The lack of regulation was part of it, particularly the belief that financial companies would not take excessive risk.
However, none of this could have happened without excessively low interest rates. All bubbles have excessive liquidity at the heart of the imbalance, regardless of the level of regulation. The lack of regulation merely poured gas on a fire. The tech bubble was a classic bubble, for example, with excess liquidity and new technologies causing insane stock valuations. Regulations had almost nothing to do with the tech bubble.
And to expand, for the others here, that bubble's pop was "fixed" by reducing the target rate to eventually 1% in 2002, which sparked yet ANOTHER excess in liquidity.
That excess, coupled with the historically low rate of 1%, is what jump started the housing boom. All that money had to find a place to go to work, and home buying was pushed on to us through various media outlets, advertisements, etc.
People generally don't do a whole lot of thinking on their own, so naturally they were enticed into buying homes en masse, because that eventually became the cool thing to do.

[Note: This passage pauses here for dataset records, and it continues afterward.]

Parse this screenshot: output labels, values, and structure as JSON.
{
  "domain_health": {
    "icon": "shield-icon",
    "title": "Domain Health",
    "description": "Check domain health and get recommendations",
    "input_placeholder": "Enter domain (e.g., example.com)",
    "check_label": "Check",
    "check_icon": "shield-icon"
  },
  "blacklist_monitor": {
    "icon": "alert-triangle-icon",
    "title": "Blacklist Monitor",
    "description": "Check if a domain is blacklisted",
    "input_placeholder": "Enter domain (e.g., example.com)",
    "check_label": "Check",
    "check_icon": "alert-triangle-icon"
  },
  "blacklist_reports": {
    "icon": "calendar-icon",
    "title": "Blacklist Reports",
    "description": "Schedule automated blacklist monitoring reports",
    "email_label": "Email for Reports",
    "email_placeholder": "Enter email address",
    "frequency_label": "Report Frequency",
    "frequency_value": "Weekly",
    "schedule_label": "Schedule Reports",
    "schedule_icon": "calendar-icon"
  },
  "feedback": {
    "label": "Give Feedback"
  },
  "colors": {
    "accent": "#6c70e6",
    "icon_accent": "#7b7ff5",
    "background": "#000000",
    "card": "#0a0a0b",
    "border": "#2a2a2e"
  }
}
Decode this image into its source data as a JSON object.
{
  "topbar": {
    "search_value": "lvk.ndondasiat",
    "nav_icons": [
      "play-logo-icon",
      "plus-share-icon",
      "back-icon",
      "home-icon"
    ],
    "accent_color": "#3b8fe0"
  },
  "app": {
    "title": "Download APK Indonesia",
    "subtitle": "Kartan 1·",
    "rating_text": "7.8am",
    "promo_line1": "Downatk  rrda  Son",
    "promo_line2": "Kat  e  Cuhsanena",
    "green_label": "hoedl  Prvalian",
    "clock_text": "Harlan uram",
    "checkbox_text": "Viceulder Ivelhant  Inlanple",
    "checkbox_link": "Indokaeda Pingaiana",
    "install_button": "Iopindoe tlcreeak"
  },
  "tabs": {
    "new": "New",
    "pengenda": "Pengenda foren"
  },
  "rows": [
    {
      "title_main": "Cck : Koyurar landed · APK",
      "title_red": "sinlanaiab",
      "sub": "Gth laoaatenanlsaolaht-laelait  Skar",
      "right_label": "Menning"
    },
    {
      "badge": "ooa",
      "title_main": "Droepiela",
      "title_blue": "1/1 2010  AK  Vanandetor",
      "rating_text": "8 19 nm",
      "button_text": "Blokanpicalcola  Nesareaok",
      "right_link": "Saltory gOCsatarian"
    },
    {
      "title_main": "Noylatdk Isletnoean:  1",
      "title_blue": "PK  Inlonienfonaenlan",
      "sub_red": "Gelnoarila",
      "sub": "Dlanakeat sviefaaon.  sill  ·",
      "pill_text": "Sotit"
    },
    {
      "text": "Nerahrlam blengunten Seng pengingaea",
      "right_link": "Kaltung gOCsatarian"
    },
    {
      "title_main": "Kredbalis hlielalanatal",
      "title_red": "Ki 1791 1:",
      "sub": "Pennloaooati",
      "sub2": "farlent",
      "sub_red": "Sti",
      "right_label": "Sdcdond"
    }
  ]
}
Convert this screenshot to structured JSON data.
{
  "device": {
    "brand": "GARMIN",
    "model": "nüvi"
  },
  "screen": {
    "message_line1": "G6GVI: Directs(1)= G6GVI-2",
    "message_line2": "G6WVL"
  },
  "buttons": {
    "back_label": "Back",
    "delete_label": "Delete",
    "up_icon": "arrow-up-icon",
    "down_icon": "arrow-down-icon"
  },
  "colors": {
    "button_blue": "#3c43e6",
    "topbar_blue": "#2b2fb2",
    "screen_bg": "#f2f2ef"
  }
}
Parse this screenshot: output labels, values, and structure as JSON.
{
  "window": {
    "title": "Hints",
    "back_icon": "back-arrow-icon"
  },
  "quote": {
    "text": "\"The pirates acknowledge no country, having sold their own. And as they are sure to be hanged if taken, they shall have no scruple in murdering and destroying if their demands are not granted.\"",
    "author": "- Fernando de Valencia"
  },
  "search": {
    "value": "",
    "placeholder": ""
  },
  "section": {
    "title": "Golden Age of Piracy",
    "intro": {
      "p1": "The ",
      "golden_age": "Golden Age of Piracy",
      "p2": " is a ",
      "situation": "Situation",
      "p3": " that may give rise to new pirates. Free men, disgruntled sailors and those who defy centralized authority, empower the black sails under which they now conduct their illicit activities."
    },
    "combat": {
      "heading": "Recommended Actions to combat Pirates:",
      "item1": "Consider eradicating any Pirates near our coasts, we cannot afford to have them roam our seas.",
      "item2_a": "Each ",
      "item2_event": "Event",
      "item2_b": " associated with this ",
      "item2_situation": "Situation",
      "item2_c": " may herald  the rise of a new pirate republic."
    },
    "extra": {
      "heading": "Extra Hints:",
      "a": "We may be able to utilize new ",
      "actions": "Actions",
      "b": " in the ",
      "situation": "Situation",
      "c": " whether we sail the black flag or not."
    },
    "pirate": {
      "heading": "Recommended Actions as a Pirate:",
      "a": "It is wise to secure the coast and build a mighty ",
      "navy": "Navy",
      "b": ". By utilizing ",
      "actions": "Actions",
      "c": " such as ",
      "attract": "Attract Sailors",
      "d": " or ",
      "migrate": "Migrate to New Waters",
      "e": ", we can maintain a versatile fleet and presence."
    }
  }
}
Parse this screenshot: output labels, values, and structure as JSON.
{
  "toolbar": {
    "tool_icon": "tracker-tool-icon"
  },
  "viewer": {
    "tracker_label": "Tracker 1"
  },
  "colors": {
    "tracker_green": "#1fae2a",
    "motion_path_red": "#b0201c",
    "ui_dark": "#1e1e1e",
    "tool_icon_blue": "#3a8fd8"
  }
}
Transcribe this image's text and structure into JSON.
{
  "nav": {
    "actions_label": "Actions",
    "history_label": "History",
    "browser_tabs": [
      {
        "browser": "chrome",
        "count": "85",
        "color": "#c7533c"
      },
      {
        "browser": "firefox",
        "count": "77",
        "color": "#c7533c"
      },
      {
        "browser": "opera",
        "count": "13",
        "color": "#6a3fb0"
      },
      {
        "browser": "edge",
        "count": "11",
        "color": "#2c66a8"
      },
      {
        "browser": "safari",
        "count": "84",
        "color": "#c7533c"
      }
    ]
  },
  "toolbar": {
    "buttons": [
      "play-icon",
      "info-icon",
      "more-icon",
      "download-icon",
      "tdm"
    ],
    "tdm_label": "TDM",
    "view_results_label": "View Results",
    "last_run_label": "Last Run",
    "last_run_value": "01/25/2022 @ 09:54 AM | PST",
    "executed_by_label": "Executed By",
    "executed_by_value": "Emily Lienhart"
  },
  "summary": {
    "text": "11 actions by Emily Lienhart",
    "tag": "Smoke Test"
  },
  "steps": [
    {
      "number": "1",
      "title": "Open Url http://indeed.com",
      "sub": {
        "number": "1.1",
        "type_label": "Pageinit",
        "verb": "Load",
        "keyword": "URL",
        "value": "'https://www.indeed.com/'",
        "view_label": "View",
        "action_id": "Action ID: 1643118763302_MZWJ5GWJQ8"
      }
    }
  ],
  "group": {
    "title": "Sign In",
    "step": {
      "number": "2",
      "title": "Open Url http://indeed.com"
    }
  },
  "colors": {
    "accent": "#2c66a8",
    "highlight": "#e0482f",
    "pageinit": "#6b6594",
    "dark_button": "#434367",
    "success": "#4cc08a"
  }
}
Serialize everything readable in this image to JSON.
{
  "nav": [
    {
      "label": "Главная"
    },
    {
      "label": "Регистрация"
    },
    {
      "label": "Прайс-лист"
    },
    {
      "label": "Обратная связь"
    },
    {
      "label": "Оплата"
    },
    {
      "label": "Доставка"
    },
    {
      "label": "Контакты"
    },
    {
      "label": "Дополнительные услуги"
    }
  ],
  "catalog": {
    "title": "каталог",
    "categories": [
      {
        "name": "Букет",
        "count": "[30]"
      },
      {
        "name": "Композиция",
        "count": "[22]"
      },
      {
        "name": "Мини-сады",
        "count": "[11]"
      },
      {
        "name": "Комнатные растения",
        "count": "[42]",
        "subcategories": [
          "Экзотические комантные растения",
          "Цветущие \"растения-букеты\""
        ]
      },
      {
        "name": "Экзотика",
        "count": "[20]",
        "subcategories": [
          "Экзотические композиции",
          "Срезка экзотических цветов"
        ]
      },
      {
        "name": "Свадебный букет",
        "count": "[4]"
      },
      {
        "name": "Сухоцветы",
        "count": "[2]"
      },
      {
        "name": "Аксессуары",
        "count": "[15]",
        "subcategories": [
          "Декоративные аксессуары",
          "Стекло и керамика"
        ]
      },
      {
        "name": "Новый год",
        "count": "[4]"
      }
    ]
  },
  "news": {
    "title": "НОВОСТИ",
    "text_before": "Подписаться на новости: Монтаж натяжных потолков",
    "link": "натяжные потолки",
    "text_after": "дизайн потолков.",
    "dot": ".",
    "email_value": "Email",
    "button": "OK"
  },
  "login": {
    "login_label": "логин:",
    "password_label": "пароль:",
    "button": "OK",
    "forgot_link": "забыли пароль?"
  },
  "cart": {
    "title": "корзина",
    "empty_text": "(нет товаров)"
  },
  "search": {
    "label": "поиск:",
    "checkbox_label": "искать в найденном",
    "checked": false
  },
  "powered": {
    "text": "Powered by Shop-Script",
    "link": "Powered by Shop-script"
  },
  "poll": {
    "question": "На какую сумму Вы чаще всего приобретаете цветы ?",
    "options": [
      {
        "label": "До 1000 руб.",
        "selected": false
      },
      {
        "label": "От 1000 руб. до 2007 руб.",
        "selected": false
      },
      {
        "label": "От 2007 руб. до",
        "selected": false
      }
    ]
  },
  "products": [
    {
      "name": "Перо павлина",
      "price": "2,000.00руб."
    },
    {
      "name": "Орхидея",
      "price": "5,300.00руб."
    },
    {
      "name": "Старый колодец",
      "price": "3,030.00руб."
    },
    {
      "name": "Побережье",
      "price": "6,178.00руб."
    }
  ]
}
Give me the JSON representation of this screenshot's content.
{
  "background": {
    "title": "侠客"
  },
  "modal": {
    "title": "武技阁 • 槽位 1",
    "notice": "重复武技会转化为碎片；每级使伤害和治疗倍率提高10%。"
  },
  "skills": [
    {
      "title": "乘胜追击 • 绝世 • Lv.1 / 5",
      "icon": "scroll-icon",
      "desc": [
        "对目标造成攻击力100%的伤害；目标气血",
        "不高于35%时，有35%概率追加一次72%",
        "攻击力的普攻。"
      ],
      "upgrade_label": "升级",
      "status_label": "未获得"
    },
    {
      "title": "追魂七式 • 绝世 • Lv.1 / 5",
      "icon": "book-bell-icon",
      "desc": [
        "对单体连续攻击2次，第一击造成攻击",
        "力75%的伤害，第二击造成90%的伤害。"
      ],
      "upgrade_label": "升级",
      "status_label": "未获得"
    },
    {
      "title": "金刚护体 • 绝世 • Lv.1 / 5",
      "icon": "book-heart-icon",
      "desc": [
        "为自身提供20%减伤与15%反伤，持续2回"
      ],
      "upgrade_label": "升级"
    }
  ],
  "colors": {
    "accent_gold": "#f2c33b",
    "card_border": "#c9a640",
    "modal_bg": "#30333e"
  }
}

When you couple low rates, excess liquidity, the keeping up with the jones' mentality, and limited economic knowledge among the masses, you have yourself everything you need to create a bubble of historic proportions.
You can regulate consumers and banks to death, and all you're going to have is a society of weak, irresponsible, undereducated consumers still playing the same game with credit, because all that really matters to most consumers is how much the interest is going to be, and whether or not it's worth it to borrow.
When the federal rate is at 1%, when will it ever be cheaper to borrow? Probably NEVER.